- Born: January 17, 1917 Světlá nad Sázavou, Bohemia
- Died: June 13, 2007 (aged 90) Toronto, Ontario, Canada
- Genres: Modern classical
- Occupations: Composer, professor of music
- Instrument: Piano
- Years active: 1944–1995
- Labels: Columbia, RCA Victor, EMI, Sony Classical, Centerdiscs, RCI/CBC
- Website: www.oskarmorawetz.com

= Oskar Morawetz =

Canadian composer

Oskar Morawetz, (January 17, 1917 - June 13, 2007) was a Canadian composer, teacher and pianist.
==Biography==
Morawetz was born in Světlá nad Sázavou, Bohemia (now in the Czech Republic), into a Jewish family. He studied piano and theory in Prague and, following the Nazi takeover of his country in 1938, studied in Vienna and Paris. At age 19 he was recommended by George Szell for the assistant conductor's post with the Prague Opera. In 1940 he left Europe for Canada where he began teaching at the Royal Conservatory of Music in 1946, and in 1952 was appointed to the University of Toronto where he was professor of composition until his retirement in 1982. His work was also part of the music event in the art competition at the 1948 Summer Olympics.

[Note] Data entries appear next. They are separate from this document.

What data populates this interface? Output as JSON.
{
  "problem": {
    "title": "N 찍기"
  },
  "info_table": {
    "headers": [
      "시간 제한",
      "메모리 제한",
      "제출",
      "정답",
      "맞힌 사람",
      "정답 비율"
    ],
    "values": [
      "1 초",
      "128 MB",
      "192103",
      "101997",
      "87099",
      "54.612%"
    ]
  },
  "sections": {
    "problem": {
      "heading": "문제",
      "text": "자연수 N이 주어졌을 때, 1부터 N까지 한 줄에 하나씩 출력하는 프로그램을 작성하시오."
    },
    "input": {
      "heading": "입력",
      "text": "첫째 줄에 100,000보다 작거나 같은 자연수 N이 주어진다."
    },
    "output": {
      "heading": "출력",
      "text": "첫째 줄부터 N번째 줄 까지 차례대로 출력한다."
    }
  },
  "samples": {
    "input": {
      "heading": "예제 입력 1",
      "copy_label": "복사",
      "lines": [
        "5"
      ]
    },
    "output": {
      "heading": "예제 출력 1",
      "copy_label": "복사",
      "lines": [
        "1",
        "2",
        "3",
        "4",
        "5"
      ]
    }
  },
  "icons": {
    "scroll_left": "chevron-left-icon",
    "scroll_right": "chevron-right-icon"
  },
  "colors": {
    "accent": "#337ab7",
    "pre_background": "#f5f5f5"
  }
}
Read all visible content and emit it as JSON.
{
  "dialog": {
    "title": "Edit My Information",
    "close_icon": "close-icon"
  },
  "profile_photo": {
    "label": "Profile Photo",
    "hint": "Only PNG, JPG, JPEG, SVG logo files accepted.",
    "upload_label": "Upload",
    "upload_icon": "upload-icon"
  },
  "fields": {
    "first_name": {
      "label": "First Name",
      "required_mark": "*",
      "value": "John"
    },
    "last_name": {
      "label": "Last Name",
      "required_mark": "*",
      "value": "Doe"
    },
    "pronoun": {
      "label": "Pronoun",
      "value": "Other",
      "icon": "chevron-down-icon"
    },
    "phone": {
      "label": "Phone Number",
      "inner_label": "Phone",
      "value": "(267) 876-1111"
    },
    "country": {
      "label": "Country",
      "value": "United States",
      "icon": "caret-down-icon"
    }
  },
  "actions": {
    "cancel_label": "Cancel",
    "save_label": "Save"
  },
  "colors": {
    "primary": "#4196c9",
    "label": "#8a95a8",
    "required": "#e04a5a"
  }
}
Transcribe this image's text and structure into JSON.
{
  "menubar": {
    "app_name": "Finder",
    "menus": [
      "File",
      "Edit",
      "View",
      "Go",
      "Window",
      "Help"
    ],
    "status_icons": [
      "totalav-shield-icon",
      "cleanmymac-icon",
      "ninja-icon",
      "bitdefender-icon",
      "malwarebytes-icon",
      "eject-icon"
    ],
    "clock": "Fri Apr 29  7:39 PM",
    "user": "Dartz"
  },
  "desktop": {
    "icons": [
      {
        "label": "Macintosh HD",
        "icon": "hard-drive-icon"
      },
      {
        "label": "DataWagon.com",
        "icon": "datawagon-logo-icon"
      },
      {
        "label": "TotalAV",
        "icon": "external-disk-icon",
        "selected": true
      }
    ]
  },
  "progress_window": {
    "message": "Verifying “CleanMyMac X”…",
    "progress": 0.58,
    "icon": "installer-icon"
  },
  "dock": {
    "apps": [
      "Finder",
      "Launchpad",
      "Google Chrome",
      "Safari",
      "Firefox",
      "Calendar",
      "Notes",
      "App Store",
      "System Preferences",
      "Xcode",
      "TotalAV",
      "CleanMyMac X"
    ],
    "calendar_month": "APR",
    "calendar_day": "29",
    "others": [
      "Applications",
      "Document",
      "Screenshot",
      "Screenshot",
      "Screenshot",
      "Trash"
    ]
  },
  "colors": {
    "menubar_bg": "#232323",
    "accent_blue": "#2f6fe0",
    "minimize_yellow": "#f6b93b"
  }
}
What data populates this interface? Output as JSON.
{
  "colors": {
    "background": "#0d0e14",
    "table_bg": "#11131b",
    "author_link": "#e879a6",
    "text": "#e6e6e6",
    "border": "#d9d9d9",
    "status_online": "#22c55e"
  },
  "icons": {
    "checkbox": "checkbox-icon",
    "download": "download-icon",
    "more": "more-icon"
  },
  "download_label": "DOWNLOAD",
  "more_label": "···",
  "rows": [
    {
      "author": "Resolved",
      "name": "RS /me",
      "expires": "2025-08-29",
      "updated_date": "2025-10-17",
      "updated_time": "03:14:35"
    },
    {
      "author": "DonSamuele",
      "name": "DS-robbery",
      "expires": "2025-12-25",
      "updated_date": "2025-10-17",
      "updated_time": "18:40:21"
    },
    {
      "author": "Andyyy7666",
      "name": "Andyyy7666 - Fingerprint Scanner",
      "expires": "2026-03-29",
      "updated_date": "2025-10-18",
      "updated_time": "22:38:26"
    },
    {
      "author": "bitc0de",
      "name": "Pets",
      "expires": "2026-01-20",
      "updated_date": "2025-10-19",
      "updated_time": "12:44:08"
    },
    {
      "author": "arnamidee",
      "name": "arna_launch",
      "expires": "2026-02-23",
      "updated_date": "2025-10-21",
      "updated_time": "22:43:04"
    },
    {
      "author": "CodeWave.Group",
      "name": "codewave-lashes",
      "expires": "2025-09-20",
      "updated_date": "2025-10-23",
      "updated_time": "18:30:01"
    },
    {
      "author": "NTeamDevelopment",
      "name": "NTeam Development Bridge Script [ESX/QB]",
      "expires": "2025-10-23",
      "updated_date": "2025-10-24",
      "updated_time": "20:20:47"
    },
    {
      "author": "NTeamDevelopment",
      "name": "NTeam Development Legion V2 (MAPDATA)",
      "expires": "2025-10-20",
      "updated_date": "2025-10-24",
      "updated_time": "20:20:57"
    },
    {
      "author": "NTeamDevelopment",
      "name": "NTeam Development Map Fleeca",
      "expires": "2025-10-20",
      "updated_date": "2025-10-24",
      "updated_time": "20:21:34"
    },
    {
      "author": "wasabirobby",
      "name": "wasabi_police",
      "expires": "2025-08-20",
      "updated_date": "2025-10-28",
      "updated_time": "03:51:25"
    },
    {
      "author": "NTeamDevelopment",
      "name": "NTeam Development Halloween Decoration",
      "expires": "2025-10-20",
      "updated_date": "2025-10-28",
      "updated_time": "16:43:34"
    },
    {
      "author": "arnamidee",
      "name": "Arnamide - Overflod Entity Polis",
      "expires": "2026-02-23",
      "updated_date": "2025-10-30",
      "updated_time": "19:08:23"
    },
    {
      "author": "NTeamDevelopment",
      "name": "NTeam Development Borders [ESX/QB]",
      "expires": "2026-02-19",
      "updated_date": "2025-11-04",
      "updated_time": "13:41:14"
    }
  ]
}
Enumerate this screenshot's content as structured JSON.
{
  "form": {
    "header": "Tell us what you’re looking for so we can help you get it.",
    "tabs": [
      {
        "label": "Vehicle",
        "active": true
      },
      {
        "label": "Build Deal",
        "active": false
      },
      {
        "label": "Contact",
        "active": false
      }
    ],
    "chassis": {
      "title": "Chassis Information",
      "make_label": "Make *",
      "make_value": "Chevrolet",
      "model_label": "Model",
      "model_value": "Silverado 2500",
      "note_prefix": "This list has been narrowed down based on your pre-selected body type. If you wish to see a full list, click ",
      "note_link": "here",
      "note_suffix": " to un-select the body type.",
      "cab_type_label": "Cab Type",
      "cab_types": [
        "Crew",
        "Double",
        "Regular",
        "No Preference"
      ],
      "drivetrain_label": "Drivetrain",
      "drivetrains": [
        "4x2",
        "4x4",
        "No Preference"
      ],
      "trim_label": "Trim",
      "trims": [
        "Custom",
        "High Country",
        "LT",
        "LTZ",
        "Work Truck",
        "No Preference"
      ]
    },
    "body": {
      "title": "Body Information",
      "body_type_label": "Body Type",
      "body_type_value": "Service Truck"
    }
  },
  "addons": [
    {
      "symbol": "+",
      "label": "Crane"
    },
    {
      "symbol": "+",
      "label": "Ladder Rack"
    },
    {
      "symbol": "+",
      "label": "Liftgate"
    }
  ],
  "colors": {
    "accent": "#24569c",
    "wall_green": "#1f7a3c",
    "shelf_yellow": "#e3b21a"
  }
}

Morawetz's 1971 piece From the Diary of Anne Frank won a Juno Award for Best Classical Composition in 2001. His Concerto for Harp and Orchestra also won a Juno in 1989. On three occasions, Morawetz was awarded a Canada Council Senior Arts Fellowship (1960, 1967, 1974) for his contribution to Canadian music. In 1987, Morawetz received the Order of Ontario and in 1989 he received the Order of Canada. The Society of Composers, Authors and Music Publishers of Canada honoured Morawetz in 1994 and in 1999. He was also awarded an honorary diploma from the Royal Conservatory of Music (1998) and the Golden Jubilee Medal (2002).

A seven-record set of Morawetz's music was included in the Anthology of Canadian Music series in 1983. The Morawetz portrait in the Canadian Composers Portraits series was released in 2002.

He died in Toronto on June 13, 2007.